San Francisco needs to come out on fire and prove it is worthy.
In Philadelphia’s loss to Chicago, Westbrook’s production was missed.
Then came a tough game against an ascendant Washington team that has a Jim Zorn-modified version of the West Coast offense.
Westbrook fractured two ribs in that agonizing loss – the third out of Philadelphia’s past four games.
Sunday’s game will feature a Philadelphia team that believes it should be a Super Bowl contender, rather than the pretender the squad has been so far this year.
The Eagles’ propensity to be doing well in games, especially against bitter division rivals Dallas and Washington, is only surpassed by their inclination to self-destruct with what some observers would describe as foolish mistakes that have directly led to their losses.
With the 49ers, there was a glimmer of hope that they could have a winning season. In my heart, I hoped they would make the playoffs.
I’ve been bitterly disappointed, as I am sure the players and coaches are. They take the heat from everyone, including fans like me.
Many fans and the team’s coaches seemed to feel the 49ers were set for the year on defense, but I’m worried about their ability to overcome a losing record.
I admit the defense was on the field way too much against New England.

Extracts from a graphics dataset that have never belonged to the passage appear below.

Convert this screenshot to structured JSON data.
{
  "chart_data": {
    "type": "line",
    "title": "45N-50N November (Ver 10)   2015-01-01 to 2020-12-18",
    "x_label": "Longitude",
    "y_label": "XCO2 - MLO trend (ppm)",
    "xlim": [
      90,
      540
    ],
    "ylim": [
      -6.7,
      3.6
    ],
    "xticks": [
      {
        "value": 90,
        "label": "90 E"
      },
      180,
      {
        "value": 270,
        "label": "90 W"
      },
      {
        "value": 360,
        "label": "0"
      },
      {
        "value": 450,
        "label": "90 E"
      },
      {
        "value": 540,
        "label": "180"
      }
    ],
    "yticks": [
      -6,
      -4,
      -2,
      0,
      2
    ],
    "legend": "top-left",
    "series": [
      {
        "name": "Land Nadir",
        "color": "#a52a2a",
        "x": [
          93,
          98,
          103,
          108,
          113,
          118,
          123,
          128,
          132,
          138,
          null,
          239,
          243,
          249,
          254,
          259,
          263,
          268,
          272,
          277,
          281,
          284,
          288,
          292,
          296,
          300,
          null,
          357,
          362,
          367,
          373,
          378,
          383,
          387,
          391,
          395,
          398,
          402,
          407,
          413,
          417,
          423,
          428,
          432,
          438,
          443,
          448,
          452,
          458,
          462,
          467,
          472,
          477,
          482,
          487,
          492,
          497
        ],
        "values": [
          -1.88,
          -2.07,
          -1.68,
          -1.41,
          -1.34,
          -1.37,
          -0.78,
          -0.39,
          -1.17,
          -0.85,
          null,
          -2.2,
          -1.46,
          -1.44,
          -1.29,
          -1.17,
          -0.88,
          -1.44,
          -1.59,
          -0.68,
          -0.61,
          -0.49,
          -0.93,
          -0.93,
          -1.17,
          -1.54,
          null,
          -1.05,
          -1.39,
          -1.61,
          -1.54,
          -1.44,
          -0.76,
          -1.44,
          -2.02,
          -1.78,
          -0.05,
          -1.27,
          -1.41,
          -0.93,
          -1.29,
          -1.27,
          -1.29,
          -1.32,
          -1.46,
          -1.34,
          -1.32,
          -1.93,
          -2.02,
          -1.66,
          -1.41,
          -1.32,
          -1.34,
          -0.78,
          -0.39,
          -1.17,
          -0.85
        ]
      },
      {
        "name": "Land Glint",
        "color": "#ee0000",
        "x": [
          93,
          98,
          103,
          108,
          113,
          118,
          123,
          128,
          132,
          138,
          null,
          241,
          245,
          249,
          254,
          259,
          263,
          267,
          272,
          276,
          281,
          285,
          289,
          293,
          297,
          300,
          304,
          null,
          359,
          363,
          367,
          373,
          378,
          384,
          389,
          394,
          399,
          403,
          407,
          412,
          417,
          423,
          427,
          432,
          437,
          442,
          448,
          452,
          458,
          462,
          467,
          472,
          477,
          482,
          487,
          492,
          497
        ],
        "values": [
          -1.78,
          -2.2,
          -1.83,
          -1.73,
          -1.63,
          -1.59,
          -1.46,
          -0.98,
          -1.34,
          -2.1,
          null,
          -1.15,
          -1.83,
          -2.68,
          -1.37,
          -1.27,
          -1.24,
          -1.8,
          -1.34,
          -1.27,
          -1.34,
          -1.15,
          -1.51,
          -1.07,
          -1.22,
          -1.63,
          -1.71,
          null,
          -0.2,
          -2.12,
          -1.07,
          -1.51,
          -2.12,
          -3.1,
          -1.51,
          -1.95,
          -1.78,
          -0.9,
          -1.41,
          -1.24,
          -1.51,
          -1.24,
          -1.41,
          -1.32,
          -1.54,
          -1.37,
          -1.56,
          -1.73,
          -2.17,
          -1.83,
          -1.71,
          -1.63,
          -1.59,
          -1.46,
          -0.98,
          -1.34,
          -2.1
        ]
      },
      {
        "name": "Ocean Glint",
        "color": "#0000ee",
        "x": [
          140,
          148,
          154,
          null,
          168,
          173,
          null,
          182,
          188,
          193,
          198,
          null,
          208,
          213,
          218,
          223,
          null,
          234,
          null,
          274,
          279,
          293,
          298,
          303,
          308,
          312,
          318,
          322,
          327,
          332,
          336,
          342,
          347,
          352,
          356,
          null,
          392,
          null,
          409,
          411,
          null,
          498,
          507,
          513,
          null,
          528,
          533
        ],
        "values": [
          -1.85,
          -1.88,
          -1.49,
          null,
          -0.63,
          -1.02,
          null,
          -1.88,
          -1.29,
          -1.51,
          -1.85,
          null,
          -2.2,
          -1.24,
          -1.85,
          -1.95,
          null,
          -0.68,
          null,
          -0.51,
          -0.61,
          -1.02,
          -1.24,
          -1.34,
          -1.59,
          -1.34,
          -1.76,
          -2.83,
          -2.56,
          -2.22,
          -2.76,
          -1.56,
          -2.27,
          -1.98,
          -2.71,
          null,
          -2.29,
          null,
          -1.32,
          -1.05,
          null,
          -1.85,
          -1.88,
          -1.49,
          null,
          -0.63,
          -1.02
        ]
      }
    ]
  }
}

A case could even be made in other games; however, the defense should not have been overly tired when the momentum and scoreboard changed in those games. However, I’ve already written about that, so why belabor it?
The offense felt it had a decent shot of J.T. O’Sullivan leading an attack where he would have the advantage of a decent rushing attack while having Isaac Bruce to hit on long passes.
I’m still hoping for a game where the offense gels, but as I wrote in another article, the brightest spot on offense is Frank Gore.
Before you trash O’Sullivan too much, you have to realize that Mike Martz’s offense is complex, O’Sullivan is really a rookie, and he doesn’t have great receivers.
Although I deeply respect Bruce – a San Francisco one-man eliminator in some past games, he isn’t the Bruce of old, but he’s good enough.
He brings a sense of dignity to this team both on and off the field. Let’s hope his polish rubs off on an offense that needs a good game against Philadelphia to stay at 500.